Montag, 30. April 2007

Glückstag mit Beigeschmack

Manchmal gibt es Tage, da läuft einfach alles richtig!

Man lernt die richtigen Menschen kennen. Man erlebt einen guten Mittag mit ihnen. Man sitzt noch auf ein Erfrischungsgetränkchen zusammen, bevor wieder jeder seines Weges zieht, allseits mit dem schönen Gefühl, dass man auch mit zuvor völlig fremden Erdenbewohnern gut auskommen kann, wenn die Stimmung stimmt und wenn der Umgang miteinander wohl ausgewogen ist und wenn sich alle ehrlich und mit Boden unter den Füßen einander begegnen. Man kommt heim, kocht sich was, das Essen schmeckt, ein Glas Wein dazu. Ein Bekannter kommt vorbei, gibt einem viele kompetente Tipps für die anstehende Baumaßnahme und macht das einfach nur so, weil er dir gerne hilfreiche Tipps geben möchte. Eine gut gemachte TV-Doku über Vulkane läuft im Vorabendproramm, und ausnahmsweise nimmt man sich sogar mal wieder die Zeit, einen entspannten Abend bei einem Fernsehfilm zu genießen, welcher einen zu allem Überfluss auch noch mit seiner geballten Ladung süßem Kitsch still im Herzen berührt.

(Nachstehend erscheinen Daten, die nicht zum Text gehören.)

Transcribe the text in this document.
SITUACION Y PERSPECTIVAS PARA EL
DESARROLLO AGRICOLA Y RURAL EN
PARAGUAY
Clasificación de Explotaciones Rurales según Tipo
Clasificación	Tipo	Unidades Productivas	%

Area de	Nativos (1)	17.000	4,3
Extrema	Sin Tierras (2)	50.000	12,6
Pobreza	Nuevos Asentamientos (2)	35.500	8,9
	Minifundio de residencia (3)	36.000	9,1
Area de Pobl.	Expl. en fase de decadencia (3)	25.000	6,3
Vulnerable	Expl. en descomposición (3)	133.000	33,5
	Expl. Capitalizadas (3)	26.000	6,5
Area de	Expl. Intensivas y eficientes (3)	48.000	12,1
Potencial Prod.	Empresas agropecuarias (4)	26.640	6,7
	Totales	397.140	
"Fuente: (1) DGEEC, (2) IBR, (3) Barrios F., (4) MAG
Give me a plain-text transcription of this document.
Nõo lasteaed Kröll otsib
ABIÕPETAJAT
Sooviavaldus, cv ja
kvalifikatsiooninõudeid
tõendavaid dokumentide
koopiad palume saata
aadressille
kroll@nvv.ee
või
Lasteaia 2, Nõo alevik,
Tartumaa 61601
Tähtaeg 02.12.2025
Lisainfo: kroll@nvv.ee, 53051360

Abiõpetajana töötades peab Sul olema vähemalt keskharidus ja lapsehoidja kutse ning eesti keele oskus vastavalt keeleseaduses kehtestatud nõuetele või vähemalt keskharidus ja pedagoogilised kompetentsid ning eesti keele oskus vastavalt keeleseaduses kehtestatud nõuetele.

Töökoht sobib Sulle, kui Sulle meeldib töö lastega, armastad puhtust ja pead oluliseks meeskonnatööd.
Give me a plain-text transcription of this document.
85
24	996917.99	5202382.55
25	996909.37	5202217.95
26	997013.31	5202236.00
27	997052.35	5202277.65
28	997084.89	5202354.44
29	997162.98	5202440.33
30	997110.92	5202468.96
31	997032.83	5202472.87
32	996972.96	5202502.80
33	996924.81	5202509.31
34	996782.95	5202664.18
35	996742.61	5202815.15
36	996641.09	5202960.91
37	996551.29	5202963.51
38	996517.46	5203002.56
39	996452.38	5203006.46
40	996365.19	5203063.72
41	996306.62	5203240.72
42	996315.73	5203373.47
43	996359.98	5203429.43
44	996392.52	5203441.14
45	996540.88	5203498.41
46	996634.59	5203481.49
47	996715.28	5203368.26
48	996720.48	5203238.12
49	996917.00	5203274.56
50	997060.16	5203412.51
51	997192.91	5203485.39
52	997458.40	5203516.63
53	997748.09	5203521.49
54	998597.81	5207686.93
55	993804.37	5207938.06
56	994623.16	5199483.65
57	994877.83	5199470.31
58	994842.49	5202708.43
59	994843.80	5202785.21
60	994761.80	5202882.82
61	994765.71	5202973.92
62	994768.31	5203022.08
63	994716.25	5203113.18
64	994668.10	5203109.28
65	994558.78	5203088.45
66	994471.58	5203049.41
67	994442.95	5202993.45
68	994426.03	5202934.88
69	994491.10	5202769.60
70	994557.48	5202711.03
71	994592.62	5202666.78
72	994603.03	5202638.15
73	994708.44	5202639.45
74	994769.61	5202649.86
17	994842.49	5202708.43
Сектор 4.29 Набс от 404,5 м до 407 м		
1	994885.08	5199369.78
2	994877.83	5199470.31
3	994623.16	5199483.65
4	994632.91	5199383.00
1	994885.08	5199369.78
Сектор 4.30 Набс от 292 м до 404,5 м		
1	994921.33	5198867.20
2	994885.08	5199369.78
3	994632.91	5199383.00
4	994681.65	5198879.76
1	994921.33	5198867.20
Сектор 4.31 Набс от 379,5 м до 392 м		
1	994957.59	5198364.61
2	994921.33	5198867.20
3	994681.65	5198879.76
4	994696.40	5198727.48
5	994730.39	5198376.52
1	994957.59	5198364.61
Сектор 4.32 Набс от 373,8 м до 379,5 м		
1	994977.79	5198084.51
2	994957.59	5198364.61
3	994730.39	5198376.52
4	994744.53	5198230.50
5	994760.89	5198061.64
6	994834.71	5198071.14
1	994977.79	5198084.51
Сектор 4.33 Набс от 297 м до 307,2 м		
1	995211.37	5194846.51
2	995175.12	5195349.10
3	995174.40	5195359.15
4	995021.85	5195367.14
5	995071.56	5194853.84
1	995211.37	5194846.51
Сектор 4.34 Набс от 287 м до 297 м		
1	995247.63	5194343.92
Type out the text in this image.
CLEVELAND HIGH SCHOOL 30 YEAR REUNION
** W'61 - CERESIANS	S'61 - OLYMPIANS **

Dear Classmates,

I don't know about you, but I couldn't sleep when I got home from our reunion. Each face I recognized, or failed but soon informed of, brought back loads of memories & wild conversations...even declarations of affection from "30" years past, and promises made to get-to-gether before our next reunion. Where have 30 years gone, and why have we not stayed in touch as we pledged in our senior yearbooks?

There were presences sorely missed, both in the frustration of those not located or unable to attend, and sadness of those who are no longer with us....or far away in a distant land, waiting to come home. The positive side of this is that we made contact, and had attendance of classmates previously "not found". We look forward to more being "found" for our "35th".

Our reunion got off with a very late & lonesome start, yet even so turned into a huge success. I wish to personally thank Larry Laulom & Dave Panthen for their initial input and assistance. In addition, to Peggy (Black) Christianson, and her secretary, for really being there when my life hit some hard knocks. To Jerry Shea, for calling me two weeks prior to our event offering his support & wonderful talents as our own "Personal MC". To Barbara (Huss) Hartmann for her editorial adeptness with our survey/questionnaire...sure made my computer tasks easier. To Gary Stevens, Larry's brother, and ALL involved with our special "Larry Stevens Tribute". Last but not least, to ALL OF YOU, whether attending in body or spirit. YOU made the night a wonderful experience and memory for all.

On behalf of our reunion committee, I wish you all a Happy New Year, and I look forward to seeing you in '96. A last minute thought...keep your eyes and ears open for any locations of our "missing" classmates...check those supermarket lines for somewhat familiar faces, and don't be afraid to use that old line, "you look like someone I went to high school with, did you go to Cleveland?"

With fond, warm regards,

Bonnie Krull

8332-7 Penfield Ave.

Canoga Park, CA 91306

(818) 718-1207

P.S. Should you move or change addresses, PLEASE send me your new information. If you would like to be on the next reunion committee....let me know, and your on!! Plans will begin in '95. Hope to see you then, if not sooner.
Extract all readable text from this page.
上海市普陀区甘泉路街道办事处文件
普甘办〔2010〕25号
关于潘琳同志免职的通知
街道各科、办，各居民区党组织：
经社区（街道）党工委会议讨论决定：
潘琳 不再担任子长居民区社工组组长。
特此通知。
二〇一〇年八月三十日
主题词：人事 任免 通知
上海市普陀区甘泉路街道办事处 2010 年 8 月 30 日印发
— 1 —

An manchen Tagen läuft einfach alles wie mit griechischem Olivenöl, kaltgepresst, geschmiert. - Seltsam ist nur, dass am Ende eines solchen wunderbaren Tages immer noch irgendetwas Dummes passieren muss, irgend eine Sache völlig schräg laufen muss, aus dem Ruder gerät, um dem Tag noch einen derben und völlig unnötigen sauren Beigeschmack zu verleihen. DAS ist wirklich eine blöde Sache.

9 Comments:

der Nachbar schrieb...

Kenn ich. Was sind wir Menschen auch blöd, dass wir diesem letzten Eindruck so viel Bedeutung beimessen! Es sollte nicht heißen: positiv den Tag beginnen, sondern positiv den Tag ausklingen (lassen).

30. April 2007 19:50  
mkh schrieb...

Man sollte vielleicht wieder Gute-Nacht-Geschichten einführen...

30. April 2007 21:15  
Andie Kanne schrieb...

Blöde nur, dass dazu 2 nötig sind. Und gerne verdirbt ja 1 dem anderen den positiven Tagesabschluss.

30. April 2007 22:16  
der Nachbar schrieb...

@mkh: Allerdings gibt es auch Untersuchungen, die zeigen, dass der erste Eindruck der beständigste ist. Der muss halt nur stark genug sein, dann kann der Tag so beschissen ausgehen, wie er will, das Positive ist und bleibt unüberwindbar.

1. Mai 2007 09:05  
der Nachbar schrieb...

Das Negative trübt dann lediglich, revidiert aber nicht!

1. Mai 2007 09:06  
mkh schrieb...

@Nachbar
Will ja nun nicht weiter in die Details meiner persönlichen Erlebnisse gehen - ;-) - aber dazu wäre vielleicht noch anzumerken, dass man die gücklichen und weniger glücklichen Erlebnisse des Lebens halt auch gleichermaßen annehmen muss, frei nach dem guten Goethe, der glaubt, dass die Götter ihren Lieblingen ALLES geben, alle Freuden und alle Leiden GANZ geben. Was wären die glücklichen Tage, wenn sie nicht früher oder später wieder in traurigere Stimmungen umschlagen würden, zumal Letztere schließlich auch neue Türen öffnen können, zum Beispiel zu den Kammern der Nachdenklichkeit oder zu den stillen Sälen der Emotionen, die manchmal auch Traurigkeit als Torschlüssel benötigen. - War jetzt hoffentlich nicht zu schwülstig; alles verstanden?

1. Mai 2007 10:23  
mkh schrieb...

@Andie
Schön, mal wieder von dir zu lesen, Herr Kanne!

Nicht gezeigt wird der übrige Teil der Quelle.